V. Guryev, Groningen; T. Marschall, Saarbrücken; A. Schönhuth, Amsterdam; F. Vandin, Odense; K. Ye, St. Louis
8 – 12 June 2015
Aims and Description: Pan-genomics studies, which are concerned with research on large, coherent collections of genomes have particularly profited from the drastic increase in throughput and the drastic cost reduction of sequencing experiments. In fact, the era of pan-genomics has just begun. Sequencing data from genome collections is massive (‘big’), noisy and poses complex computational questions. The corresponding issues affect several communities, such as population, cancer and pathogen biologists. The driving idea underlying this workshop was to systematically create maximum synergy among the communities in this exciting fresh new area of research. The goal was to survey existing and anticipate future computational challenges, and to identify both common denominators and discipline-specific challenges.
Tangible Outcome: As an incentive for active participation, we have been writing a white paper that documents and summarizes the ideas raised during the workshop. Writing this white paper proceded (extremely!) favorably – nearly everyone made major efforts to contribute. Participants are still actively editing this paper and at this point, nearly 50 valuable pages have been written. The goal is that this white paper will serve as a 'roadmap' for the forming community of 'computational pan-genomics' for the coming 2-3 years. We are aiming at publishing this paper in a high-impact journal.

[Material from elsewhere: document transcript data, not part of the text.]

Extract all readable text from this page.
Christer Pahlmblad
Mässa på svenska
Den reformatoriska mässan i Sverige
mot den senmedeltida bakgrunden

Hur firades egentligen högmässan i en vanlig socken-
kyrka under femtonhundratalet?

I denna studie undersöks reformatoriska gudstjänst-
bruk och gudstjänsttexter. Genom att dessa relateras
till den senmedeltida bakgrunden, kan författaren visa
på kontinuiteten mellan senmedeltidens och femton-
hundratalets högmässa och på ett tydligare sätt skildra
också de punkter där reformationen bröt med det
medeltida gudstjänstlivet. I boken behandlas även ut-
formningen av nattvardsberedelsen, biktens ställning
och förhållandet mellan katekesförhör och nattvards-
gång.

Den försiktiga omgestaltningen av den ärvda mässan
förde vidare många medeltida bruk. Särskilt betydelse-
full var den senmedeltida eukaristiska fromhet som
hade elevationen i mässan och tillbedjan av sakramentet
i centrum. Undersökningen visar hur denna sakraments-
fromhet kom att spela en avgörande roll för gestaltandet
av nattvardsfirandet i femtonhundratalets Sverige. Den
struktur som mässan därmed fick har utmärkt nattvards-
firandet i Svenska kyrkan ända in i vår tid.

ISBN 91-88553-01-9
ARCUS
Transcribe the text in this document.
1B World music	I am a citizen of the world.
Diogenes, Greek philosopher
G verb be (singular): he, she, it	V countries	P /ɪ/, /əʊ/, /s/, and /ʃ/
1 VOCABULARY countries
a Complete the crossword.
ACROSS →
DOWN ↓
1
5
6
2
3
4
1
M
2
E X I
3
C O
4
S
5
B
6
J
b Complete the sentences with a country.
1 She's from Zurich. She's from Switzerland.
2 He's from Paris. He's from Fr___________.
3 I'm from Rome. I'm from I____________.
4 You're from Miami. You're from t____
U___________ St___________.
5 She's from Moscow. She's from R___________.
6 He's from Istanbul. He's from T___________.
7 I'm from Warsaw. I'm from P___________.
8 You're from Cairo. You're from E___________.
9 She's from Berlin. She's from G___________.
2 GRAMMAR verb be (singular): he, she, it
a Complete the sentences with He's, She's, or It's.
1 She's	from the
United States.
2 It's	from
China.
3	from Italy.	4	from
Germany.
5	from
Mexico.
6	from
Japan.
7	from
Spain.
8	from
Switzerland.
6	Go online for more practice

Scientific Breakthroughs: Pan-genomics need novel data structures, indices and compression schemes, as well as the corresponding algorithms that allow for arranging (sometimes exhaustive) collections of genomes efficiently. Many ideas were raised during the workshop. Once implemented, scientific breakthroughs in several areas of biological research, often concerned with health-related questions, will be “unavoidable”. Computational pan-genomics is interdisciplinary research. While new inspiration is to be expected also for computer science, real breakthroughs, in terms of scientific relevance, are to be expected in particular in biomedical research, which depends on underlying “data infrastructure”.
“Aha” Moments: We realized already before the workshop that the interest would be enormous. Several “big shots” (e.g. Evan Eichler, Jan Korbel, two leading genomicists of our times) agreed on participating. During the workshop, the “Aha” effect consisted in watching the great momentum during the discussions. It was obvious that the majority of participants was “burning” to contribute. We believe that, as a topic selected, “computational pan-genomics” was just perfectly right, both in terms of topic and point in time. By mere coincidence, another workshop concerned with similar topics, also taking place in Leiden, organized by the “Global Alliance for Genomics and Health” (run by globally leading institutions such as the Sanger Institute, Cambridge), was running in parallel. Several participants (from renowned institutions) of this workshop got aware of our workshop and joined ours (and not the other way round), actively participating by giving spontaneous short talks, and (still) actively contributing to the white paper.
In summary, the “Aha” moment was to observe the huge interest and the currently enormous momentum of the newly forming field of “computational pan-genomics”. The workshop seemed to happen perfectly right in time.
Format of the workshop: The “Lorentz format” was just absolutely perfect for this workshop – there could not have been a better platform for this. Ample room for discussions and work/writing sessions,
also in combination with lots of free time to reflect and interact with others on a more private basis were key to success for this workshop!